A special gene in elephants could hold the key to eradicating cancers
Despite their enormous size and long life, elephants are surprisingly resistant to cancer, which is why their DNA may contain the answer to warding off cancers.
A team of scientists from seven different research institutes used bioinformatics modeling to examine the molecular connections of the protein p53, known to defend the body against cancers, according to a press release from the University of Oxford.
According to a study published in Molecular biology and evolution. With further exploration, this could have many implications for cancer treatments in humans.
Elephant genes and cancer
Each time a cell divides, new cells replace old ones with new copies of DNA. While these new cells should be exact replicas of older cells, mutations can occur which are quickly repaired by the cell most of the time.
However, genetic and environmental factors impact the amount of mutations and the quality of repairs. Aging, stress, unhealthy living conditions, and toxic substances can all accelerate the rate of mutation. Cancer develops when cells divide out of control and invade nearby tissues, and tumors caused by the accumulation of genetic mutations grow at risk with age.
However, when it comes to elephants, known for their massive bodies and human lifespans, they seem to defy this trend.

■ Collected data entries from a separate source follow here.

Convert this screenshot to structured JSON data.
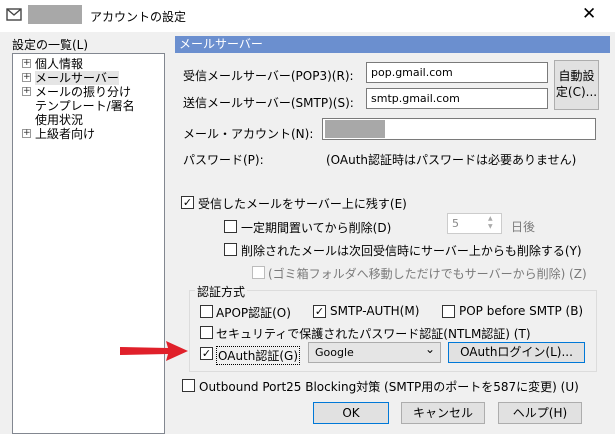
{
  "window": {
    "title": "アカウントの設定",
    "close_glyph": "✕"
  },
  "tree": {
    "label": "設定の一覧(L)",
    "items": [
      {
        "label": "個人情報",
        "expander": "+"
      },
      {
        "label": "メールサーバー",
        "expander": "+"
      },
      {
        "label": "メールの振り分け",
        "expander": "+"
      },
      {
        "label": "テンプレート/署名",
        "expander": ""
      },
      {
        "label": "使用状況",
        "expander": ""
      },
      {
        "label": "上級者向け",
        "expander": "+"
      }
    ],
    "selected_index": 1
  },
  "section": {
    "title": "メールサーバー"
  },
  "server": {
    "incoming_label": "受信メールサーバー(POP3)(R):",
    "incoming_value": "pop.gmail.com",
    "outgoing_label": "送信メールサーバー(SMTP)(S):",
    "outgoing_value": "smtp.gmail.com",
    "auto_button_line1": "自動設",
    "auto_button_line2": "定(C)...",
    "account_label": "メール・アカウント(N):",
    "password_label": "パスワード(P):",
    "password_note": "(OAuth認証時はパスワードは必要ありません)"
  },
  "leave_on_server": {
    "label": "受信したメールをサーバー上に残す(E)",
    "checked": true,
    "delete_after_label": "一定期間置いてから削除(D)",
    "delete_after_checked": false,
    "days_value": "5",
    "days_unit": "日後",
    "delete_when_deleted_label": "削除されたメールは次回受信時にサーバー上からも削除する(Y)",
    "delete_when_deleted_checked": false,
    "trash_label": "(ゴミ箱フォルダへ移動しただけでもサーバーから削除) (Z)",
    "trash_checked": false
  },
  "auth": {
    "group_title": "認証方式",
    "apop_label": "APOP認証(O)",
    "apop_checked": false,
    "smtp_auth_label": "SMTP-AUTH(M)",
    "smtp_auth_checked": true,
    "pop_before_smtp_label": "POP before SMTP (B)",
    "pop_before_smtp_checked": false,
    "secure_password_label": "セキュリティで保護されたパスワード認証(NTLM認証) (T)",
    "secure_password_checked": false,
    "oauth_label": "OAuth認証(G)",
    "oauth_checked": true,
    "provider_value": "Google",
    "oauth_login_button": "OAuthログイン(L)..."
  },
  "outbound": {
    "label": "Outbound Port25 Blocking対策 (SMTP用のポートを587に変更) (U)",
    "checked": false
  },
  "buttons": {
    "ok": "OK",
    "cancel": "キャンセル",
    "help": "ヘルプ(H)"
  },
  "glyphs": {
    "check": "✓",
    "dropdown": "⌄",
    "spin_up": "▲",
    "spin_down": "▼"
  },
  "colors": {
    "section_head": "#6b8fcf",
    "arrow": "#e0202a",
    "focus": "#0078d7"
  }
}
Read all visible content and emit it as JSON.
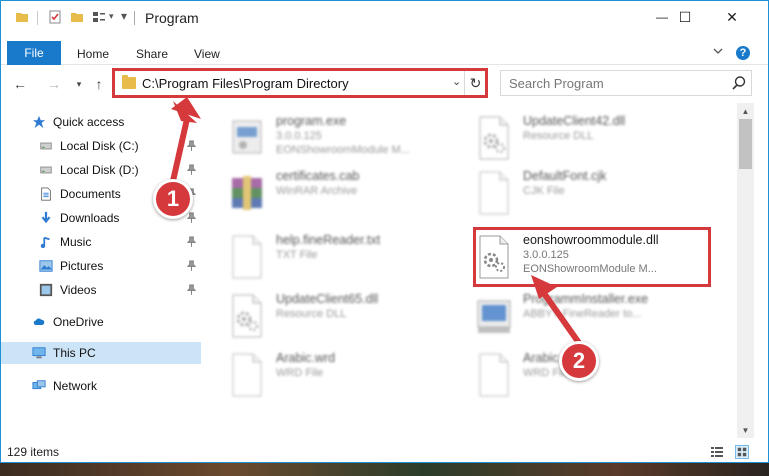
{
  "window": {
    "title": "Program",
    "minimize_glyph": "—",
    "maximize_glyph": "☐",
    "close_glyph": "✕"
  },
  "ribbon": {
    "tabs": [
      "File",
      "Home",
      "Share",
      "View"
    ],
    "help_glyph": "?"
  },
  "address_bar": {
    "path": "C:\\Program Files\\Program Directory",
    "dropdown_glyph": "⌄",
    "refresh_glyph": "↻"
  },
  "search": {
    "placeholder": "Search Program"
  },
  "nav_pane": {
    "items": [
      {
        "label": "Quick access",
        "icon": "star-icon",
        "pinned": false
      },
      {
        "label": "Local Disk (C:)",
        "icon": "drive-icon",
        "pinned": true
      },
      {
        "label": "Local Disk (D:)",
        "icon": "drive-icon",
        "pinned": true
      },
      {
        "label": "Documents",
        "icon": "documents-icon",
        "pinned": true
      },
      {
        "label": "Downloads",
        "icon": "download-icon",
        "pinned": true
      },
      {
        "label": "Music",
        "icon": "music-icon",
        "pinned": true
      },
      {
        "label": "Pictures",
        "icon": "pictures-icon",
        "pinned": true
      },
      {
        "label": "Videos",
        "icon": "videos-icon",
        "pinned": true
      },
      {
        "label": "OneDrive",
        "icon": "cloud-icon",
        "pinned": false
      },
      {
        "label": "This PC",
        "icon": "computer-icon",
        "pinned": false,
        "selected": true
      },
      {
        "label": "Network",
        "icon": "network-icon",
        "pinned": false
      }
    ]
  },
  "files": [
    {
      "name": "program.exe",
      "line2": "3.0.0.125",
      "line3": "EONShowroomModule M...",
      "icon": "exe-icon",
      "blurred": true
    },
    {
      "name": "UpdateClient42.dll",
      "line2": "Resource DLL",
      "line3": "",
      "icon": "dll-icon",
      "blurred": true
    },
    {
      "name": "certificates.cab",
      "line2": "WinRAR Archive",
      "line3": "",
      "icon": "archive-icon",
      "blurred": true
    },
    {
      "name": "DefaultFont.cjk",
      "line2": "CJK File",
      "line3": "",
      "icon": "file-icon",
      "blurred": true
    },
    {
      "name": "help.fineReader.txt",
      "line2": "TXT File",
      "line3": "",
      "icon": "file-icon",
      "blurred": true
    },
    {
      "name": "eonshowroommodule.dll",
      "line2": "3.0.0.125",
      "line3": "EONShowroomModule M...",
      "icon": "dll-icon",
      "blurred": false
    },
    {
      "name": "UpdateClient65.dll",
      "line2": "Resource DLL",
      "line3": "",
      "icon": "dll-icon",
      "blurred": true
    },
    {
      "name": "ProgrammInstaller.exe",
      "line2": "ABBYY FineReader to...",
      "line3": "",
      "icon": "installer-icon",
      "blurred": true
    },
    {
      "name": "Arabic.wrd",
      "line2": "WRD File",
      "line3": "",
      "icon": "file-icon",
      "blurred": true
    },
    {
      "name": "Arabic.wrd",
      "line2": "WRD File",
      "line3": "",
      "icon": "file-icon",
      "blurred": true
    }
  ],
  "status": {
    "item_count": "129 items"
  },
  "callouts": [
    "1",
    "2"
  ],
  "colors": {
    "accent": "#1979ca",
    "highlight": "#d6393c",
    "selection": "#cce4f7"
  }
}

Tumors caused by the accumulation of genetic mutations increase in risk with age, but elephants seem to defy this trend. In fact, less than five percent of elephants are expected to die of cancer, compared to up to 25 percent in humans. According to the scientists, this resistance is attributed to the 20 copies of the p53 gene in elephants, as opposed to the only one seen in other mammals.

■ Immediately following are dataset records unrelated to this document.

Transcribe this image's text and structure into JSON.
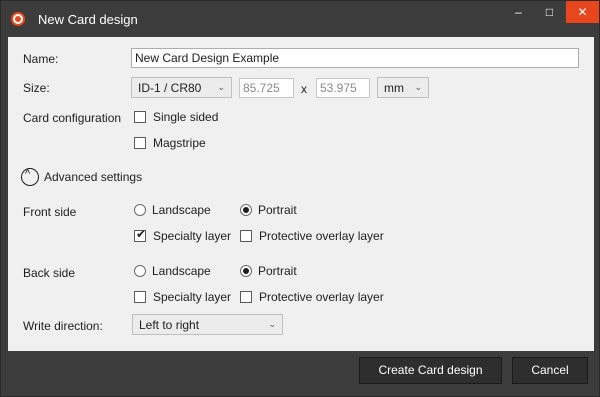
{
  "window": {
    "title": "New Card design",
    "minimize_glyph": "–",
    "maximize_glyph": "□",
    "close_glyph": "✕"
  },
  "form": {
    "name_label": "Name:",
    "name_value": "New Card Design Example",
    "size_label": "Size:",
    "size_select": "ID-1 / CR80",
    "width_value": "85.725",
    "times_label": "x",
    "height_value": "53.975",
    "unit_select": "mm",
    "card_config_label": "Card configuration",
    "single_sided_label": "Single sided",
    "single_sided_checked": false,
    "magstripe_label": "Magstripe",
    "magstripe_checked": false,
    "advanced_label": "Advanced settings",
    "front_side": {
      "label": "Front side",
      "landscape_label": "Landscape",
      "portrait_label": "Portrait",
      "orientation": "Portrait",
      "specialty_label": "Specialty layer",
      "specialty_checked": true,
      "protective_label": "Protective overlay layer",
      "protective_checked": false
    },
    "back_side": {
      "label": "Back side",
      "landscape_label": "Landscape",
      "portrait_label": "Portrait",
      "orientation": "Portrait",
      "specialty_label": "Specialty layer",
      "specialty_checked": false,
      "protective_label": "Protective overlay layer",
      "protective_checked": false
    },
    "write_direction_label": "Write direction:",
    "write_direction_value": "Left to right"
  },
  "footer": {
    "create_label": "Create Card design",
    "cancel_label": "Cancel"
  },
  "colors": {
    "close_button": "#e8461d",
    "titlebar": "#3c3c3c",
    "panel": "#f0f0f0"
  }
}
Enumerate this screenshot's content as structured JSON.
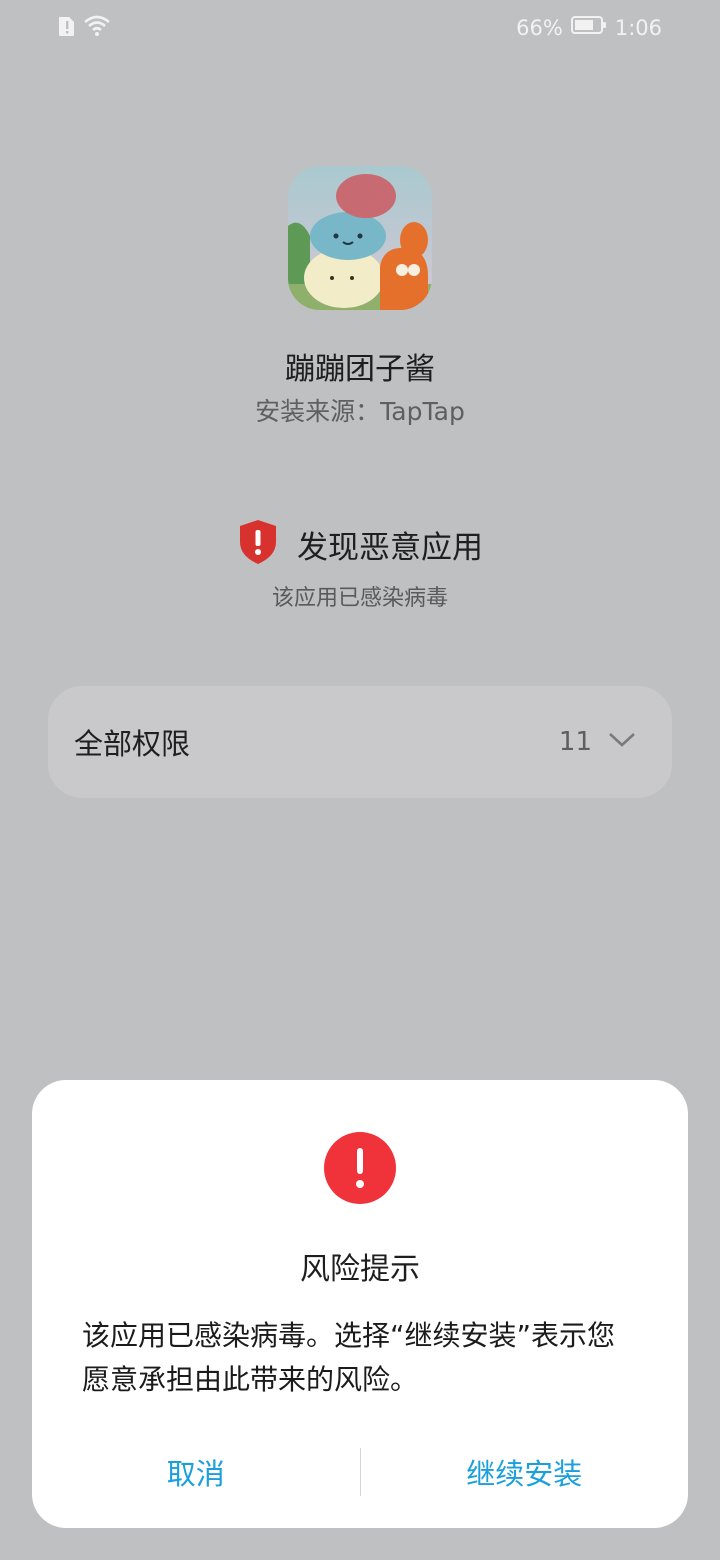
{
  "status_bar": {
    "battery_percent": "66%",
    "time": "1:06"
  },
  "app": {
    "name": "蹦蹦团子酱",
    "install_source": "安装来源：TapTap"
  },
  "warning": {
    "title": "发现恶意应用",
    "subtitle": "该应用已感染病毒"
  },
  "permissions": {
    "label": "全部权限",
    "count": "11"
  },
  "dialog": {
    "title": "风险提示",
    "message": "该应用已感染病毒。选择“继续安装”表示您愿意承担由此带来的风险。",
    "cancel_label": "取消",
    "continue_label": "继续安装"
  },
  "colors": {
    "background": "#bfc0c2",
    "accent_blue": "#1aa0dd",
    "danger_red": "#f0323a",
    "shield_red": "#d8322f"
  }
}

P53: “The guardian of the genome”
In case you didn’t know, p53 is important for controlling DNA repair pathways and suppressing uncontrolled cell growth. When DNA is damaged, the protein activates and helps orchestrate a response that stops DNA replication and corrects any incorrect copies of the cell.
p53 repair activity is not required in cells duplicated with undamaged DNA and is inhibited by another protein, the oncogene MDM2 E3 ubiquitin ligase. The elephant may have 40 alleles of its twenty p53 genes, but each is physically slightly different. This allows the elephant a significantly broader spectrum of molecular anti-cancer interactions than a human, with only two versions of a single gene.
In the new study, the researchers uncovered crucial discrepancies in the initial interaction between multiple elephant p53 isoforms and MDM2, through biochemical studies and computer simulations.
The researchers found that due to alterations in coding sequences and molecular structure, a number of p53s avoided the interaction with MDM2 that would normally lead to deactivation. This is crucial because the results are the first to indicate that, unlike humans, MDM2 does not degrade or inactivate the many p53 isoforms seen in elephants. Moreover, better understanding p53 could help us develop targeted drug therapies in humans.
“This is an exciting development for our understanding of how p53 helps prevent the development of cancer,” explained co-author Professor Robin Fåhraeus. “In humans, the same p53 protein is responsible for deciding whether cells should stop proliferating or enter apoptosis, but how p53 makes this decision has been difficult to elucidate. The existence of multiple isoforms of p53 in elephants with different abilities to interact with MDM2 offers an exciting new approach to shed new light on the tumor suppressor activity of p53.”